The flames had died by morning, leaving the temple nothing but a blackened husk. Smoke clung to Luo Yun’s skies, and whispers of the fire spread faster than the embers ever had. Some said it was sabotage. Others swore it was an omen of dynasties falling. Few spoke Elder Yun’s name aloud.

Jade had not slept. She sat at a quiet corner of the inn where Liang and Lady Mei had taken her after dragging her, half-choking, from the burning hall. The image of her master standing unflinching in fire returned to her again and again. His words cut deeper than the smoke in her lungs.

On the table before her lay a bundle of letters.

They were tied with a fraying silk ribbon, the wax seals cracked with age. Liang had pressed them into her hands before dawn.

“Your master never intended for you to see these,” he told her. “But they are yours by blood.”

Her fingers trembled as she untied them. The first bore her father’s name, Yan Shuren. His handwriting swept bold across the page.

My dearest Yun,

If fate turns against me, promise me you will protect Jade. She is strong, stronger than she knows. Do not let the truth of our work reach her until her heart is ready. What we began cannot die with us. The empire depends on it.

Jade’s chest tightened. Her father had written to Elder Yun. Her parents’ deaths, the fire she had been told was an accident… had all of it been part of this secret?

The next letter was softer, almost fragile. Her mother’s hand.

Jade laughs like the morning sun. If anything happens to us, let her remember light, not shadows. Do not let her walk the path we chose. Hide it from her, Yun. Please. Spare her that burden.

Tears blurred her sight. She had never seen her mother’s handwriting until now.

She turned to the last, sealed more carefully than the rest. When she broke it, her breath caught.

It was not from her parents. It was from Elder Yun himself.
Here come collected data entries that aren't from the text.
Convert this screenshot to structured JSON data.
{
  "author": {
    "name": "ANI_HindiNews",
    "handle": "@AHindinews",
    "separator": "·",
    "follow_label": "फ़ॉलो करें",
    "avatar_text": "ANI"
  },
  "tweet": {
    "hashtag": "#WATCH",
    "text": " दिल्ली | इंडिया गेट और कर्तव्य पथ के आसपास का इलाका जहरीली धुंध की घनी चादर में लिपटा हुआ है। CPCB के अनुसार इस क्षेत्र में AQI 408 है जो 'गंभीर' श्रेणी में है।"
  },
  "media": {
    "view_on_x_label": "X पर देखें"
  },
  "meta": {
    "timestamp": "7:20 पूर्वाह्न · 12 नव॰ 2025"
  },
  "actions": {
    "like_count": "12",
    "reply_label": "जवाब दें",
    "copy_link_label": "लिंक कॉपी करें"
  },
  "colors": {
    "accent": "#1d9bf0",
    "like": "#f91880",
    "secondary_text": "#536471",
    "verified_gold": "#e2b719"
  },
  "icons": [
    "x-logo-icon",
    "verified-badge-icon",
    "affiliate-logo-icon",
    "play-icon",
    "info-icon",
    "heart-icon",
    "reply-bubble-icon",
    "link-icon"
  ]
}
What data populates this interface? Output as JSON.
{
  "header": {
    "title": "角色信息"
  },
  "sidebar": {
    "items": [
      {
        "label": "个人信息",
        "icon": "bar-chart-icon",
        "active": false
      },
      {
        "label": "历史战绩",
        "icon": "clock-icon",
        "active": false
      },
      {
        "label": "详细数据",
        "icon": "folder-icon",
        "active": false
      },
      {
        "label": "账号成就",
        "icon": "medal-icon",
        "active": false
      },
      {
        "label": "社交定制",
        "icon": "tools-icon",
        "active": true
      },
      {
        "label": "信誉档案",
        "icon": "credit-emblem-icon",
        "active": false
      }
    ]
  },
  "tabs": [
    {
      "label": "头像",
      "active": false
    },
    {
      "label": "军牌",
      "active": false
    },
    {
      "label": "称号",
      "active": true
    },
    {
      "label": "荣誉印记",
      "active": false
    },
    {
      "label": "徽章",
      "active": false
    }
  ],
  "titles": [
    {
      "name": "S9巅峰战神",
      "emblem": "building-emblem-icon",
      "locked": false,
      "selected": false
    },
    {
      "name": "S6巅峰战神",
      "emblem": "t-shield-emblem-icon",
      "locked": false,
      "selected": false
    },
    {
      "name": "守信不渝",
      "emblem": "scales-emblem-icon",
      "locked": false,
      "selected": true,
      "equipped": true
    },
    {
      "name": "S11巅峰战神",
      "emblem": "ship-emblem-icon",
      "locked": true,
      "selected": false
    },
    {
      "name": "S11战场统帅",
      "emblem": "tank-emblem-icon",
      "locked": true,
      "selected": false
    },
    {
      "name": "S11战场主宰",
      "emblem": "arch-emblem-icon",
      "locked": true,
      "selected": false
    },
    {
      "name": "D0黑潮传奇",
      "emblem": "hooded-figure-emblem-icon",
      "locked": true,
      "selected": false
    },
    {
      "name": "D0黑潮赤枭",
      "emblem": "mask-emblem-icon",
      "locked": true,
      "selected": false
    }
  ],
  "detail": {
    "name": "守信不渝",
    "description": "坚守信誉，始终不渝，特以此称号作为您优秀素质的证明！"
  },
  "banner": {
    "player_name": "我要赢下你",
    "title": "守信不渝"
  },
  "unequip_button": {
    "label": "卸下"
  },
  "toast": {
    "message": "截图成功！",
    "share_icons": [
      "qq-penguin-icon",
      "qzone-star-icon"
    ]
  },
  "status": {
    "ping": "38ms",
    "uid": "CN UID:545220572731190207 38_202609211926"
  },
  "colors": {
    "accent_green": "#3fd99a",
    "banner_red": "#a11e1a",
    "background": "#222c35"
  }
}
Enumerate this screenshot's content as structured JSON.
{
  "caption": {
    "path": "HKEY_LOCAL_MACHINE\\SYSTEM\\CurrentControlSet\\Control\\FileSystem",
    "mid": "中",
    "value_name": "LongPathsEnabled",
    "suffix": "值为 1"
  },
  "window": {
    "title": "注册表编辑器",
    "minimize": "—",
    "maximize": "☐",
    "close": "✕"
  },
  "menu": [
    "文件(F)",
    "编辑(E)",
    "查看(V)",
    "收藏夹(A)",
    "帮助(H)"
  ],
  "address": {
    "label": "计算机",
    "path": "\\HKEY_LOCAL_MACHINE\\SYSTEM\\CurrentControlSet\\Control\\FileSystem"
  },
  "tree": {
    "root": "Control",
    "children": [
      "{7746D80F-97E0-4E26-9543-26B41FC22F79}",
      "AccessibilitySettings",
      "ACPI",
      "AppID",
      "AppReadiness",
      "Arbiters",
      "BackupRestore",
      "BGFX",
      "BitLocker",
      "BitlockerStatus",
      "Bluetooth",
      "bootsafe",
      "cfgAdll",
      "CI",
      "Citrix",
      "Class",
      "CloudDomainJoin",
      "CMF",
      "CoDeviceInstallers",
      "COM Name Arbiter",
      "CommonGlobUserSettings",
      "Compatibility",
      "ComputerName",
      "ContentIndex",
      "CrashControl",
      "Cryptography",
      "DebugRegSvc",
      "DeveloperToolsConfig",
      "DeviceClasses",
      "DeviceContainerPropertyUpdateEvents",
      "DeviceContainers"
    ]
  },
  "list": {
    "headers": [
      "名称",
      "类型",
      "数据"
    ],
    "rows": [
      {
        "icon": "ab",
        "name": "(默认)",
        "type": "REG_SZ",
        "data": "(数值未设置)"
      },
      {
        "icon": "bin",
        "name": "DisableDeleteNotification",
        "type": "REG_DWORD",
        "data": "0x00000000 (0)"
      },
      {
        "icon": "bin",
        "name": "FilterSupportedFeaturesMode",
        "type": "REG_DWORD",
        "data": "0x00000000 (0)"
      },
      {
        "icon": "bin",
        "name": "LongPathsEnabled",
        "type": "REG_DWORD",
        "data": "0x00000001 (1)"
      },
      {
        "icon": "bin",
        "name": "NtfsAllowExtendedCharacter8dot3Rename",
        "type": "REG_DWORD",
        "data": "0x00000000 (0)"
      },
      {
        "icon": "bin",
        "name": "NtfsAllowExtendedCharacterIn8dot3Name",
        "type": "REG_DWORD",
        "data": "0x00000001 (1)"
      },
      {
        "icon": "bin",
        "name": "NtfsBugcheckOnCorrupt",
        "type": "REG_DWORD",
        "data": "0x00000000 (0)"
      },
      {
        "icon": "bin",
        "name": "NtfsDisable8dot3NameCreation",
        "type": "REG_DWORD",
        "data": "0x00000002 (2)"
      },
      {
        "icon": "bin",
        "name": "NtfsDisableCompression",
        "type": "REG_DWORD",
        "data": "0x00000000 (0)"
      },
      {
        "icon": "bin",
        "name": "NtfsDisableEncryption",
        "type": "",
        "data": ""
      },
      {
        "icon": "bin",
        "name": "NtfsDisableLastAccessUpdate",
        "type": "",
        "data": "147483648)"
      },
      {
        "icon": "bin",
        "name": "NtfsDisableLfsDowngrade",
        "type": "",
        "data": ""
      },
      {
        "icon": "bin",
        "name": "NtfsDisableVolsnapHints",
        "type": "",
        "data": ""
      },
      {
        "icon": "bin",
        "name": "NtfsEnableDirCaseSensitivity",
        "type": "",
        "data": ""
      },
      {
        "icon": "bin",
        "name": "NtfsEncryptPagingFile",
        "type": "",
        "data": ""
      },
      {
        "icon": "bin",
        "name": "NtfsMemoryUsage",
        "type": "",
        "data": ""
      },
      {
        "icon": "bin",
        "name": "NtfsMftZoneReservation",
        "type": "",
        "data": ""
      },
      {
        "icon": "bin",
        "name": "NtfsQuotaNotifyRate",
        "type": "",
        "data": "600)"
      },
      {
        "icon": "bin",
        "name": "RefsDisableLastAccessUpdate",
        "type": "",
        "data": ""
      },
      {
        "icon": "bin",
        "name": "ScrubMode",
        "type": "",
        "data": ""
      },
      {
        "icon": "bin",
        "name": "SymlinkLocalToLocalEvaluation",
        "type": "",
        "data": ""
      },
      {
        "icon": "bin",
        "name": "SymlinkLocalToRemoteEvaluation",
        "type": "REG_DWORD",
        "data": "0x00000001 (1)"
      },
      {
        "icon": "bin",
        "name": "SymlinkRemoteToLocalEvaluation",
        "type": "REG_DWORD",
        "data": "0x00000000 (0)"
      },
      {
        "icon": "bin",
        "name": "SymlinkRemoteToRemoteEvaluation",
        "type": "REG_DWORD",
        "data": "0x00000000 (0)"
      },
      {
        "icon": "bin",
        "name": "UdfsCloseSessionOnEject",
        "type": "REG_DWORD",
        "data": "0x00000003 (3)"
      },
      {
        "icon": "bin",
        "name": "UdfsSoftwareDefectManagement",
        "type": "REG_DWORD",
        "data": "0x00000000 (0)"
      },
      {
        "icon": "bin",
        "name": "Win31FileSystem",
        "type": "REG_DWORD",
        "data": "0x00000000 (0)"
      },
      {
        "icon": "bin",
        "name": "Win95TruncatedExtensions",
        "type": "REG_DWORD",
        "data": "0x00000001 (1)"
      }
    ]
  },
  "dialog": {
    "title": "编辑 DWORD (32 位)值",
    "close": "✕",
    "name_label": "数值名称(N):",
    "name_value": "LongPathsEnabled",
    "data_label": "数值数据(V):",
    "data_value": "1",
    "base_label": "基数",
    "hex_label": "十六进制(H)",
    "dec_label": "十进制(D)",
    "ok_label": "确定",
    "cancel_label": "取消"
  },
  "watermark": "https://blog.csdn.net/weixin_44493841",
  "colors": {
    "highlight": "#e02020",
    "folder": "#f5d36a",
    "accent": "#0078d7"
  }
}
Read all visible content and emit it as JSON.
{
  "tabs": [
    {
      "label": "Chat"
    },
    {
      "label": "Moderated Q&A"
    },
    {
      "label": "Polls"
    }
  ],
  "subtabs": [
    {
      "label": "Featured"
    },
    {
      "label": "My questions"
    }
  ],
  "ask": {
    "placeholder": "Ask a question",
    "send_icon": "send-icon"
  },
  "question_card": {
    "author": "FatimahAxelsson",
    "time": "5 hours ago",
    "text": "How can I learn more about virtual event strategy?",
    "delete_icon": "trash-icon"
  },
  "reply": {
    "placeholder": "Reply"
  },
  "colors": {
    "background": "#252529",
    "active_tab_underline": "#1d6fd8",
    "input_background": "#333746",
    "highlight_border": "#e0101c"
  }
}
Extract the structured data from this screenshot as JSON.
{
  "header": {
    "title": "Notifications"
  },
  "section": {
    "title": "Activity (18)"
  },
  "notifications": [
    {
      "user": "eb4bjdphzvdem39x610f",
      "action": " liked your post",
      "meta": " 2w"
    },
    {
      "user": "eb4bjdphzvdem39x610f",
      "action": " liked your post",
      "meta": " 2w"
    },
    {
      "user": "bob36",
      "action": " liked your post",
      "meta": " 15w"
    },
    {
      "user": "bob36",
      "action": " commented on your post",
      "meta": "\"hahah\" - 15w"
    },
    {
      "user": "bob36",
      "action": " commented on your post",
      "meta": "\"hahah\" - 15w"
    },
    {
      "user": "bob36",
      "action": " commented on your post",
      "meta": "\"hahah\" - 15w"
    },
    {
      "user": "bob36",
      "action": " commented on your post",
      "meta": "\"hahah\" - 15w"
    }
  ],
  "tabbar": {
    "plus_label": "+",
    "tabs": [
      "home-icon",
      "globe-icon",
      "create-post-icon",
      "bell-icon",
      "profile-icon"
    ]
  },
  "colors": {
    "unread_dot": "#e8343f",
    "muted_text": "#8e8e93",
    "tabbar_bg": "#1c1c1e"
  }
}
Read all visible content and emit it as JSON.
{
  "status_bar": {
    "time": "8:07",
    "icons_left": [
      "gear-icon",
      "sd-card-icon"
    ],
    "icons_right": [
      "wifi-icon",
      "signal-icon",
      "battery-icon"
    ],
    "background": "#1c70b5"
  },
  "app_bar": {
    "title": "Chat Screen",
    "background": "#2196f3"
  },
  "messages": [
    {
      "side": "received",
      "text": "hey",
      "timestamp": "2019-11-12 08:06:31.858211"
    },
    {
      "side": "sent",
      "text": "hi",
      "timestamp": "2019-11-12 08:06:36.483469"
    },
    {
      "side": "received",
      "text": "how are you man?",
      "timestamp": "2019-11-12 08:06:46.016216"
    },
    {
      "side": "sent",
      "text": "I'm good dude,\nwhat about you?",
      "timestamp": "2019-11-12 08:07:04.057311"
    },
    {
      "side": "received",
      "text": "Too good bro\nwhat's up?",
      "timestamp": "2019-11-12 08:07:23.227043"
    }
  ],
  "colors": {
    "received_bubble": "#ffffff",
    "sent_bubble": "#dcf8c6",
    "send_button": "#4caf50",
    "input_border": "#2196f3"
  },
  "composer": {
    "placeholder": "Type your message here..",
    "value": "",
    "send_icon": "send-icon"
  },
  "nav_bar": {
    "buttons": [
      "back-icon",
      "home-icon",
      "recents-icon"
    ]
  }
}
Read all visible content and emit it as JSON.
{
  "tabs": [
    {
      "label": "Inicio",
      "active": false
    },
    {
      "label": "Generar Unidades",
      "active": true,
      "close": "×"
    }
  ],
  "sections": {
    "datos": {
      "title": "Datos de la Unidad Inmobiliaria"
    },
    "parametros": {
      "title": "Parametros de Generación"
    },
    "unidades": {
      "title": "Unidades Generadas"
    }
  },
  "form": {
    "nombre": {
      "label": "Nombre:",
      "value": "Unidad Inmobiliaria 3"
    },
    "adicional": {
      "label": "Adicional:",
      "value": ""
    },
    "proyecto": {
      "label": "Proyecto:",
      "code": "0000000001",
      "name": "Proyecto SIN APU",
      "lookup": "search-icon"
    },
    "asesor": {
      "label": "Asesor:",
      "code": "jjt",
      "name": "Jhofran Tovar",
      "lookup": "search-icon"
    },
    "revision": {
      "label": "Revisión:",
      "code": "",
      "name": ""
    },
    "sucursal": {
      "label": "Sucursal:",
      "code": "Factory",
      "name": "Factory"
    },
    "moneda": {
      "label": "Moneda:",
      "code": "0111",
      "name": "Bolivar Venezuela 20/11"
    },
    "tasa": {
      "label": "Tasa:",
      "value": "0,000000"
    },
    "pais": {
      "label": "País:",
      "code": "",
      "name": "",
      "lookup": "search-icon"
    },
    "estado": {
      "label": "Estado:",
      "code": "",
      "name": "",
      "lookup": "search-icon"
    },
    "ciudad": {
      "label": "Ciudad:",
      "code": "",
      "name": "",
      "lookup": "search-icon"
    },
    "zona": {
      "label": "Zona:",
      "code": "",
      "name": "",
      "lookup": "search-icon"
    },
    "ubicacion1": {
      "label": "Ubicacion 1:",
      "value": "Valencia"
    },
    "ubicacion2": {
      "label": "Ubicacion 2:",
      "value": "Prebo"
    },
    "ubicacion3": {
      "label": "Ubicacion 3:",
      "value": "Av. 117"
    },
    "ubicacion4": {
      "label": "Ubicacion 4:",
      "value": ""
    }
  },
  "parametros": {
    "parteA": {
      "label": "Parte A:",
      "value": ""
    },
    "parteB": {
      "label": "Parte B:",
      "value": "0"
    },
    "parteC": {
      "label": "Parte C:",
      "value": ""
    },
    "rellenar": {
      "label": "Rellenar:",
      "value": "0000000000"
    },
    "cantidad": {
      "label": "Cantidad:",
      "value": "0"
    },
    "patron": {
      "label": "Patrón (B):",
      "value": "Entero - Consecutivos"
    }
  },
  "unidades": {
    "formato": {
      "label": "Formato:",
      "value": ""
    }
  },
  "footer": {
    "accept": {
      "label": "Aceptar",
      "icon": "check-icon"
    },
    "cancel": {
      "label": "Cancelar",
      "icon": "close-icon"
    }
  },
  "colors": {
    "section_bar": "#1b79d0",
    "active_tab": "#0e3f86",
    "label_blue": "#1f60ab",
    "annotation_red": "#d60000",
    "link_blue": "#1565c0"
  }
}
Jade, when you are ready to read this, you will hate me. You will call me traitor, deceiver, murderer. All may be true. Yet know this: the fire that claimed your parents was not of cruelty but of necessity. There are forces in Hanxia that will stop at nothing to claim the Moonshadow. Your parents were entangled too deeply. To keep the secret safe, I did what I must. Forgive me, or do not. But remember: everything I did was for you.

The paper slipped from Jade’s hand.

Her heart thundered, torn between grief, rage, and confusion. How could mercy and murder walk in the same breath? How could love twist itself into betrayal?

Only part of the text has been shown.